Revision as of 13:39, 7 March 2011
Angle Inlet is a town in Minnesota.
The Treaty of Paris (1783), concluded between the United States and Great Britain at the end of the American Revolutionary War, stated that the boundary between U.S. territory and the British possessions to the north would run "…through the Lake of the Woods to the most northwestern most point thereof, and from thence on a due west course to the river Mississippi…" The parties did not suspect that the source of the Mississippi, Lake Itasca, was south of that point. Consequently the Northwest Angle is the result of 18th-century ignorance of geography. In the Anglo-American Convention of 1818, the error was corrected by having the boundary run due south from the northwest point of the lake to the 49th parallel and then westward along it. When this north-south line was surveyed, it was found to intersect other bays of the lake and therefore cut off a portion of U.S. territory, now known as the Northwest Angle.
The Angle is one of only four non-island locations in the 48 contiguous states not directly connected to them by land within the country, the others being nearby Elm Point, Minnesota; Point Roberts, Washington; and the town of Alburgh, Vermont. All four are located on the Canadian border with the United States. The settlement itself is the farthest north in the contiguous United States.
The closest airport to Angle Inlet is in Kenora, Ontario.
Angle Inlet is most easily accessed through Canada by road. From the Trans Canada Highway (MB-1) take MB-308 South to MB-525 East. Stop for an interesting un-staffed US Border Crossing at Jim's Corner by phone. Very unique, bring a camera. MB-525 East becomes Winter Road which takes you directly in to Angle Inlet.

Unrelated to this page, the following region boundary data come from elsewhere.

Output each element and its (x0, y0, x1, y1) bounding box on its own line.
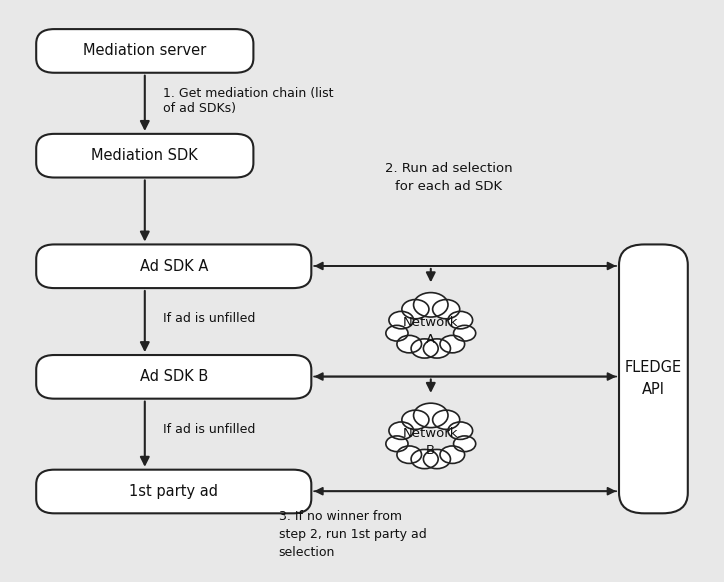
Text: Network
B: Network B (403, 427, 458, 457)
FancyBboxPatch shape (36, 244, 311, 288)
Ellipse shape (397, 446, 421, 463)
FancyBboxPatch shape (36, 355, 311, 399)
Ellipse shape (386, 436, 408, 452)
Text: 1st party ad: 1st party ad (130, 484, 218, 499)
Ellipse shape (448, 422, 473, 439)
Text: Mediation SDK: Mediation SDK (91, 148, 198, 163)
Ellipse shape (411, 449, 438, 469)
Text: FLEDGE
API: FLEDGE API (625, 360, 682, 398)
Ellipse shape (389, 422, 413, 439)
Text: If ad is unfilled: If ad is unfilled (163, 423, 256, 436)
Ellipse shape (448, 311, 473, 329)
Text: Ad SDK A: Ad SDK A (140, 259, 208, 274)
FancyBboxPatch shape (619, 244, 688, 513)
Text: Ad SDK B: Ad SDK B (140, 370, 208, 384)
Ellipse shape (440, 446, 465, 463)
Ellipse shape (413, 403, 448, 428)
Text: 3. If no winner from
step 2, run 1st party ad
selection: 3. If no winner from step 2, run 1st par… (279, 510, 426, 559)
FancyBboxPatch shape (36, 470, 311, 513)
Ellipse shape (413, 293, 448, 317)
Ellipse shape (411, 339, 438, 358)
Text: 2. Run ad selection
for each ad SDK: 2. Run ad selection for each ad SDK (385, 162, 513, 193)
Ellipse shape (389, 311, 413, 329)
FancyBboxPatch shape (36, 29, 253, 73)
Text: Mediation server: Mediation server (83, 44, 206, 58)
Text: 1. Get mediation chain (list
of ad SDKs): 1. Get mediation chain (list of ad SDKs) (163, 87, 333, 115)
Ellipse shape (453, 436, 476, 452)
Ellipse shape (402, 410, 429, 430)
FancyBboxPatch shape (36, 134, 253, 178)
Ellipse shape (424, 339, 450, 358)
Ellipse shape (433, 300, 460, 319)
Ellipse shape (433, 410, 460, 430)
Ellipse shape (424, 449, 450, 469)
Ellipse shape (386, 325, 408, 341)
Ellipse shape (402, 300, 429, 319)
Ellipse shape (397, 335, 421, 353)
Text: Network
A: Network A (403, 316, 458, 346)
Ellipse shape (440, 335, 465, 353)
Ellipse shape (453, 325, 476, 341)
Text: If ad is unfilled: If ad is unfilled (163, 313, 256, 325)
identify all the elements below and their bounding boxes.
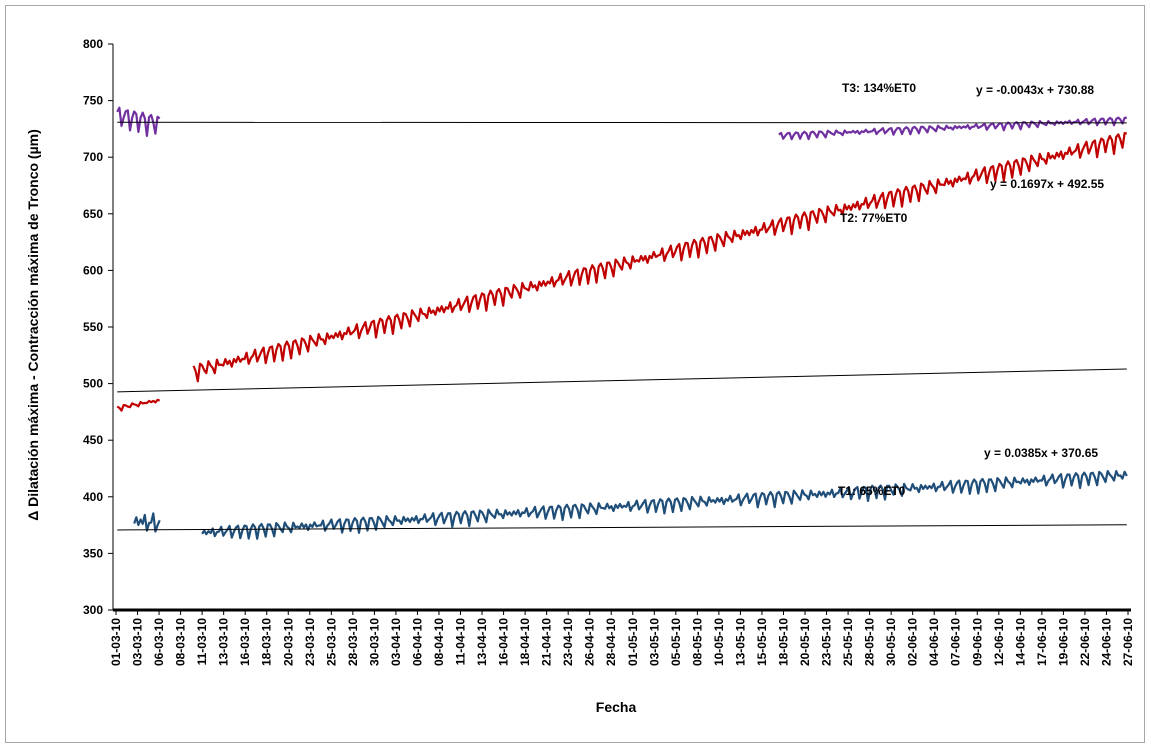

One can reach the angle without crossing the international border by crossing the Lake of the Woods. This can be done by aircraft, by boat when the lake is free of ice, or by ice road in the winter months. Since there are no automobile ferries currently operating on the lake, vehicles coming from the rest of Minnesota can only reach the Angle without crossing the border in winter. While the ice is forming in late autumn and breaking up in the spring the lake's surface cannot be safely crossed – at these times domestic access to the Angle is possible only by air.
Angle Inlet is easily seen on foot. No need for transit or Taxis.
Sportsman's paradise. Hunting, fishing, hiking.